Submitted by International Review on
During the period of transition the division of society into classes with antagonistic interests will give rise to a state. Such a state will have the task of guaranteeing the advances of this transitional society both against any external or internal attempt to restore the power of the old exploiting classes and maintaining the cohesion of society against any disintegration of the social fabric resulting from conflicts between the non-exploiting classes which still subsist.
The state of the period of transition has a certain number of differences from previous states:
-- for the first time in history, it is not a state in the service of an exploiting minority for the oppression of the majority, but is on the contrary a state in the service of the majority of the exploited and non-exploiting classes and strata against the old ruling minority.
-- it is not the emanation of a stable society and relations of production, but on the contrary of a society whose permanent characteristic is a constant transformation on a greater scale than anything else in history.
-- it cannot identify itself with any economically dominant class because there is no such class in the society of the period of transition.
-- in contrast to states in past societies, the transitional state does not have a monopoly of arms
For all these reasons Marxists have talked about a “semi-state” when referring to the organ that will arise in the transition period.
On the other hand, this state still retains a number of the characteristics of past states.
In particular, it will still be the guardian of the status quo, the task of which will be to codify, legalize and sanction an already existing economic order, to give it a legal force which has to be acknowledged by every member of society.
In the period of transition, the state will tend to conserve the existing state of affairs. Because of this, the state remains a fundamentally conservative organ that will tend:
-- not to favor social transformation but to act against it
-- to maintain the conditions on which its own life depends: the division of society into classes
-- to detach itself from society, to impose itself on society, to perpetuate its own existence and to develop its own prerogatives
-- to bind its existence to the coercion and violence which it will of necessity use during the period of transition, and to try to maintain and reinforce this method of regulating social relations
-- to be a fertile soil for the formation of a bureaucracy, providing a rallying point for elements coming from the old classes and offices which have been destroyed by the revolution.
This is why from the beginning Marxists have always considered the state of the period of transition to be a “scourge”, a “necessary evil”, whose “worst sides” the proletariat will have to “lop off as much as possible” (Engels). For all these reasons, and in contrast to what has happened in the past, the revolutionary class cannot identify itself with the state in the period of transition.
To begin with, the proletariat is not an economically dominant class, either in capitalist society or the transitional society. During the transition period it will possess neither an economy nor any property, not even collectively; it will struggle for the abolition of economy and property. Secondly, the proletariat, the communist class, the subject which transforms the economic and social conditions of the transitional society, will necessarily come up against an organ whose task is to perpetuate these conditions. This is why one cannot talk about a “socialist state”, a “workers’ state” or a “proletarian state” during the period of transition.
This antagonism between the proletariat and the state manifests itself both on the immediate and the historic level.
On the immediate level, the proletariat will have to oppose the encroachments and the pressure of a state which is the manifestation of a society divided into antagonistic classes.

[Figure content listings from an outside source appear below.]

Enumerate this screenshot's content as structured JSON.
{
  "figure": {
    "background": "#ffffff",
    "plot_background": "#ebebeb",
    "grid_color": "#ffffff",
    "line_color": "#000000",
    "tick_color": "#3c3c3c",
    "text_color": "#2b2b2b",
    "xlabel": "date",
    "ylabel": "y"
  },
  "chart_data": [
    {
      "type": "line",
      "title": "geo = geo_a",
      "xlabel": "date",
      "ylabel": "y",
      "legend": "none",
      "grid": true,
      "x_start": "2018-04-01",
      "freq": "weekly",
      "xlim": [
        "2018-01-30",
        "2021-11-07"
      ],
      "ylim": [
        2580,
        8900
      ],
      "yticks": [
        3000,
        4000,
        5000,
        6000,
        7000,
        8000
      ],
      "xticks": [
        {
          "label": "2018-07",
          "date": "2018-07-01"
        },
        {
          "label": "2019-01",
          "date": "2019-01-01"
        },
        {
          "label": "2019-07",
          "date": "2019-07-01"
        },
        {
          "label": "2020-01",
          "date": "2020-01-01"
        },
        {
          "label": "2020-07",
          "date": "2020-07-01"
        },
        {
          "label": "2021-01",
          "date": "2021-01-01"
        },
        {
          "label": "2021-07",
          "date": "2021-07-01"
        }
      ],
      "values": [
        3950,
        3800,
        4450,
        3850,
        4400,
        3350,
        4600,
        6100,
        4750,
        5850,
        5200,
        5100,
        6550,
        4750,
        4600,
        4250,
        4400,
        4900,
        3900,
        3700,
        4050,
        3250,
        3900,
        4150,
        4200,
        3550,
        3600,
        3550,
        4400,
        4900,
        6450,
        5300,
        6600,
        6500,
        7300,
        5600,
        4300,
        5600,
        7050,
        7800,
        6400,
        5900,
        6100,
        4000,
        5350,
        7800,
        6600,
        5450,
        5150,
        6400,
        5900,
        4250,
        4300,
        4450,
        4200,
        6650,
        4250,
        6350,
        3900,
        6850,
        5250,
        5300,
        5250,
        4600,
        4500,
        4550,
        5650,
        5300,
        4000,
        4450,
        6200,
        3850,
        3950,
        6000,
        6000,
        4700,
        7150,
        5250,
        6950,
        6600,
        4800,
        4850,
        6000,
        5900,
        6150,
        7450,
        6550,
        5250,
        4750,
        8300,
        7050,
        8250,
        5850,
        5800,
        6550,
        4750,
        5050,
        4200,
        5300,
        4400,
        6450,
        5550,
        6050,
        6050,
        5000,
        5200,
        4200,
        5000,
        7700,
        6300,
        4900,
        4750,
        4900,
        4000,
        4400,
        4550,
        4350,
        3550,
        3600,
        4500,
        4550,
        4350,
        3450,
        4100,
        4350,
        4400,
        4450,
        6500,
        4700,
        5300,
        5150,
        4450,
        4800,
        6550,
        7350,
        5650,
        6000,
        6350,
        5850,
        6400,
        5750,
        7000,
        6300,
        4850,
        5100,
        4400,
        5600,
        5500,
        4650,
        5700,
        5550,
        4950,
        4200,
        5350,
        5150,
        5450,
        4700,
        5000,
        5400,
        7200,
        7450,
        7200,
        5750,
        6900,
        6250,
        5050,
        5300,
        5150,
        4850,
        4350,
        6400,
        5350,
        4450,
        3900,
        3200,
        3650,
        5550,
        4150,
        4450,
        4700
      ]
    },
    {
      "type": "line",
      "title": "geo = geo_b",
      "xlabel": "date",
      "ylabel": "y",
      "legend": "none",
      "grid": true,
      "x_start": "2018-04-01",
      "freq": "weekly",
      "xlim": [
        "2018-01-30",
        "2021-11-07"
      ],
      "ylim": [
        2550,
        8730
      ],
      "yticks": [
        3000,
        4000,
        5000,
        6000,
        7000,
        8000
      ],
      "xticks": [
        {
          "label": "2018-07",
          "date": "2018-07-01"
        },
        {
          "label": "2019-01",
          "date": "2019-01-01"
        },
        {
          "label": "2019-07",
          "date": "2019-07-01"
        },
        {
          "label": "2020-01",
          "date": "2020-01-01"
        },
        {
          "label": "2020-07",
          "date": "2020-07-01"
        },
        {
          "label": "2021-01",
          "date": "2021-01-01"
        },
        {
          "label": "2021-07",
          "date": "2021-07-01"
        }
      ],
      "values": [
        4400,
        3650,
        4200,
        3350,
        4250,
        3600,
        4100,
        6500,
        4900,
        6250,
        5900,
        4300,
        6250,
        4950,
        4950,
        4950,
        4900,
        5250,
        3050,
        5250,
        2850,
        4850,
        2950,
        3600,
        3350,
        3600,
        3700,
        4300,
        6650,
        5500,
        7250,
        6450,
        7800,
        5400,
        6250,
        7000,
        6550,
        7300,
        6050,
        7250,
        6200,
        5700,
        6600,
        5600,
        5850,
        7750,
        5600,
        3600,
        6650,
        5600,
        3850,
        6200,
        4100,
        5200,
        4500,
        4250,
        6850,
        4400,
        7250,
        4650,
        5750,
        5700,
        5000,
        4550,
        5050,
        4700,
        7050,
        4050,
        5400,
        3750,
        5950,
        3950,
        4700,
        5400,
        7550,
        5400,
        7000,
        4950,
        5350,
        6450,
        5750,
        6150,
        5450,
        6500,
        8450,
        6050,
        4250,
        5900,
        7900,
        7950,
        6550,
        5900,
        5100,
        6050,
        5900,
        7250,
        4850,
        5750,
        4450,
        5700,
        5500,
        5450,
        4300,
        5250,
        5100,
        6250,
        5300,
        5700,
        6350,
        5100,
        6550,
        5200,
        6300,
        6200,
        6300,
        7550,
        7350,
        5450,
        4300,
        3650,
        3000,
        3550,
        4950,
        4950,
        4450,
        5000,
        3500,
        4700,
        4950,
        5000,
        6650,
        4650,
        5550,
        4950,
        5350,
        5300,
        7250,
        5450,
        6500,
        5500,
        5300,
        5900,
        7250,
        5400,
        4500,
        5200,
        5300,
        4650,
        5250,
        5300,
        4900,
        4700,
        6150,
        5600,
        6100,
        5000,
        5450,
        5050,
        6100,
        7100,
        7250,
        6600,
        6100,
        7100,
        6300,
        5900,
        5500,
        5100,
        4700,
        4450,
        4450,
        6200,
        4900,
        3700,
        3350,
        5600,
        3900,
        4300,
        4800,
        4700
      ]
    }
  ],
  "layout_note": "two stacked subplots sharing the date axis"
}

On the historic level, the necessary disappearance of the state in communist society, which is a perspective which Marxism always defended, will not be the result of the state’s own dynamic, but the fruit of the pressure mounted on it by the proletariat in its own movement forward, which will progressively deprive it of all its attributes as the progress towards a classless society unfolds. For these reasons, while the proletariat will have to use the state during the transition period, it must retain a complete independence from it. In this sense the dictatorship of the proletariat cannot be confused with the state. Between the two there is a constant relation of force which the proletariat will have to maintain in its favor: the dictatorship of the proletariat is exerted by the working class itself through its own independent armed unitary organs: the workers’ councils. The workers’ councils will participate in the territorial soviets (in which the whole non-exploiting population is represented and from which the state structure will emanate) without confusing themselves with them, in order to ensure its class hegemony over all the structures of the society of the transitional period.